Polkadot nodes failed to build block 5202216 on 24.05.2021, due to an out of memory (OOM) problem. The runtime (i.e. the blockchain’s state transition mechanism) crashed, not the nodes themselves. Polkadot’s runtime is written in WebAssembly and may be run by a Wasm interpreter or compiler. However, a set amount of memory is always provided as part of the runtime execution environment (64MB at the moment). This also wasn’t enough for this block.
This block was the final block of the era’s penultimate session. It requires the election of a new validator set for the new era that would begin after the next session. The validator set can be chosen off-chain or on-chain, although off-chain is recommended because the election procedure is computationally intensive. However, no validator provided a solution for this session. Probably because they encountered the same OOM while completing the election off-chain. Thus, it had to be done on-chain. The result is the OOM that all validators encountered while attempting to author this block. The solution to the OOM was simple: simply raise the Wasm runtime’s default memory size to 128MB.
Releasing a New Update
To apply this change to all validators, a new release would be required, as well as the updating of a large number of validators. In the short term, however, there was a far easier answer to this difficulty (and most importantly faster to deploy). Polkadot’s runtime builds not only to Wasm but also to native code for greater performance, and the native runtime, most crucially, does not impose any memory limits during execution. However, when the executing node is from the same version as the on-chain runtime, the native runtime matches it. At this moment, the on-chain runtime matched the v0.8.30 release, which released on April 8, 2021. There have already been three fresh releases since then.
To get around the problem as quickly as possible, all validator operators had the instructions to downgrade their validators to v0.8.30 and execute them with the ‘—execution native’ parameter to force the use of the native runtime. Overall, it took around 1 hour and 10 minutes to identify the problem, devise a short-term solution, notifies validators, and have new blocks generated, allowing the network to fully recover.
The Compiler’s Possibility to Generate Defective Code
Importing a block does not lead to the same storage root the block author stated, which is the storage root mismatch. In principle, the same input should always result in the same output in a blockchain. However, because we had told all validators to run with the native runtime, the network was still operating and constructing blocks, which could only mean that there was non-determinism between the native and Wasm runtimes.

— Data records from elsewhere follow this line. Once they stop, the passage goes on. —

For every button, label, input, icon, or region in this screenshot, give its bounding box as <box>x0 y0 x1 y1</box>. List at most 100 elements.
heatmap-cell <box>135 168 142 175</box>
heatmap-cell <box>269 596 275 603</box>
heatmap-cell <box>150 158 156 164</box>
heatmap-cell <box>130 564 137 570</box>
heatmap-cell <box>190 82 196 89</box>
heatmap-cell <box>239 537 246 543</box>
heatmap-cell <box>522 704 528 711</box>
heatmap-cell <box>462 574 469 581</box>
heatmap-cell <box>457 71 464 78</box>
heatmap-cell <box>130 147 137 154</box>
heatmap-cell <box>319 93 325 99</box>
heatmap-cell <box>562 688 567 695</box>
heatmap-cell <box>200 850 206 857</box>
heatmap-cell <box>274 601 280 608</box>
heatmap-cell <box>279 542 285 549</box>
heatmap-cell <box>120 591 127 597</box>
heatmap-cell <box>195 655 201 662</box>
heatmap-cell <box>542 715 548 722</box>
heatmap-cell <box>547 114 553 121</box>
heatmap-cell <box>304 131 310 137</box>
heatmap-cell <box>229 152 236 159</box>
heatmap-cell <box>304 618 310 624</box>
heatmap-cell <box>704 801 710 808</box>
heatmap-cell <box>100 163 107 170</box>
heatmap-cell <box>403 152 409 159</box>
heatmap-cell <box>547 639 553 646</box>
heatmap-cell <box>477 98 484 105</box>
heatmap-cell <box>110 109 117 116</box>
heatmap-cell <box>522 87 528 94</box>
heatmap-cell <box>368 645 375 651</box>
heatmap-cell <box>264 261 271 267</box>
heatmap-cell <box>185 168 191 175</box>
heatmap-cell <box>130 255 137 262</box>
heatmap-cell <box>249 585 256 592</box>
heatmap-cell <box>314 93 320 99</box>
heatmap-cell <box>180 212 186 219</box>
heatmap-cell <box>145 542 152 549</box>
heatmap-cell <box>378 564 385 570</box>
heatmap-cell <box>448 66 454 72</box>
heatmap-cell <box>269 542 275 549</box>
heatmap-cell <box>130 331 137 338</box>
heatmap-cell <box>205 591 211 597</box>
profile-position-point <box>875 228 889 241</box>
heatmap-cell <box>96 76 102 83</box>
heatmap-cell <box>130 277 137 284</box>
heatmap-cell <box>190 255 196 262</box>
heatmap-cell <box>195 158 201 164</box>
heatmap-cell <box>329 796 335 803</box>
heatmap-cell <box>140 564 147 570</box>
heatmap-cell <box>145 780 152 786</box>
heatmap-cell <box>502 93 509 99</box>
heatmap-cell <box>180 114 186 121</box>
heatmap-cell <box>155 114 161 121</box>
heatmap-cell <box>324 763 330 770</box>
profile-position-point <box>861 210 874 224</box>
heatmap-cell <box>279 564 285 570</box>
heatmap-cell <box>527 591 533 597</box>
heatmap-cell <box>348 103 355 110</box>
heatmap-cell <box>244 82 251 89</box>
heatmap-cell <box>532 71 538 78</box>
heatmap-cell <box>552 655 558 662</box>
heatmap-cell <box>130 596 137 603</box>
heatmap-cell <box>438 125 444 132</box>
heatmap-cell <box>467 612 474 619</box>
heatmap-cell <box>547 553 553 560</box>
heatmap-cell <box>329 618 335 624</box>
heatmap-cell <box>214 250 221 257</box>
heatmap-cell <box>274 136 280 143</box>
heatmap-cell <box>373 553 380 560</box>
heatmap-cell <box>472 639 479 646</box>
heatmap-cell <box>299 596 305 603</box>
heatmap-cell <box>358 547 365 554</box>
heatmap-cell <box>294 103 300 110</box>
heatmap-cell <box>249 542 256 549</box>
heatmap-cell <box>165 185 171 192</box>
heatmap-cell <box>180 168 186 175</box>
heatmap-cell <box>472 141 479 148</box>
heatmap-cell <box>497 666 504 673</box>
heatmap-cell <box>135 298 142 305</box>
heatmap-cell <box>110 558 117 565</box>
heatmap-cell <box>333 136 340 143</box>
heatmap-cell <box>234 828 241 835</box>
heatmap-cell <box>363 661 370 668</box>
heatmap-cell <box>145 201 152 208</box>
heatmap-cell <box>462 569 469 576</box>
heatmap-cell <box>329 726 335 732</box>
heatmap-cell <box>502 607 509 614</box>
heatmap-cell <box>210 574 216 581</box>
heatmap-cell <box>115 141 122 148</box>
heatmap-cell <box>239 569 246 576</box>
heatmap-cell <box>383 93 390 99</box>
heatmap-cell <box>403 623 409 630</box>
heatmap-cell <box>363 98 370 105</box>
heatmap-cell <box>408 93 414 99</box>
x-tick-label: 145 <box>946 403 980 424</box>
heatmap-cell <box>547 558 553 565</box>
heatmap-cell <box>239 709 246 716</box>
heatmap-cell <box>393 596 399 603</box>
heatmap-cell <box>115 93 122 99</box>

This led to the hypothesis that the rust compiler may have generated defective code, resulting in the mismatch seen. Someone at Parity, by chance, still had a binary of this release laying around that wasn’t the same as the one attached to the github release. This binary successfully synchronized the chain with the native runtime. The only difference between this binary and the previous one was using the version of the rust compiler. So it’s possible that something changed between the most recent compiler version and the one used to create the node back then. Yes, the node was able to sync successfully after downgrading the rust compiler and rebuilding the release branch.
Synchronizing with Wasm
Compiling the rust compiler without this patch and compiling the node with the self-built compiler revealed that the native runtime supplied the right data and the team was able to sync the chain. When there are several matches, the commit altered the binary search by function so that it might return a different index. Using this function in the runtime can result in a small reordering of the data saved in the state in. Therefore, it results to a different storage root.
As a result, the native runtime blocks could not be in synchrony with the Wasm runtime. Also, updating the on-chain Wasm runtime to fix this is difficult. Changing the history of the blockchain without forking works. Then there’s the pull request that adds ‘code substitute’ to the chain specification. It mostly holds the chain’s origin and other data. The new field ‘code substitute’ is a map that maps to a Wasm runtime code blob and utilizes a block hash as the key. It tells the node to replace the on-chain Wasm runtime with the given one from every block following the one specified in the chain specification until the spec version of the runtime doesn’t already match.
The Enhancements of the Current Condition in the Future:
- The native runtime’s deprecation will now be a priority much more aggressively. The same performance with the Wasm compiler Wasmtime can also be with the achievable native runtime. Therefore we no longer need the native optimization. Especially considering all of the potential drawbacks.
- The allocator’s modification is to provide a considerably more flexible resource allocation. This means this won’t cap the maximum allocation at 128MB and will most likely support Wasm’s maximum (4GB).
- On-chain elections will no longer be possible; elections must now take place off-chain and submit to the runtime.
- The off-chain worker will consume a higher memory limit than the on-chain Wasm runtime execution until the allocator upgrades. This should ensure that off-chain elections do not run out of memory and may submit properly.
- For the time being, with a native and Wasm runtime, it will ensure that the native and Wasm builds use the same compiler version. This should prevent issues arising from the use of different toolchain versions.
“The views and opinions on this Crypto News Website are solely those of the authors and contributors. These views and opinions do not necessarily represent those of iBaseTrading or its partners.”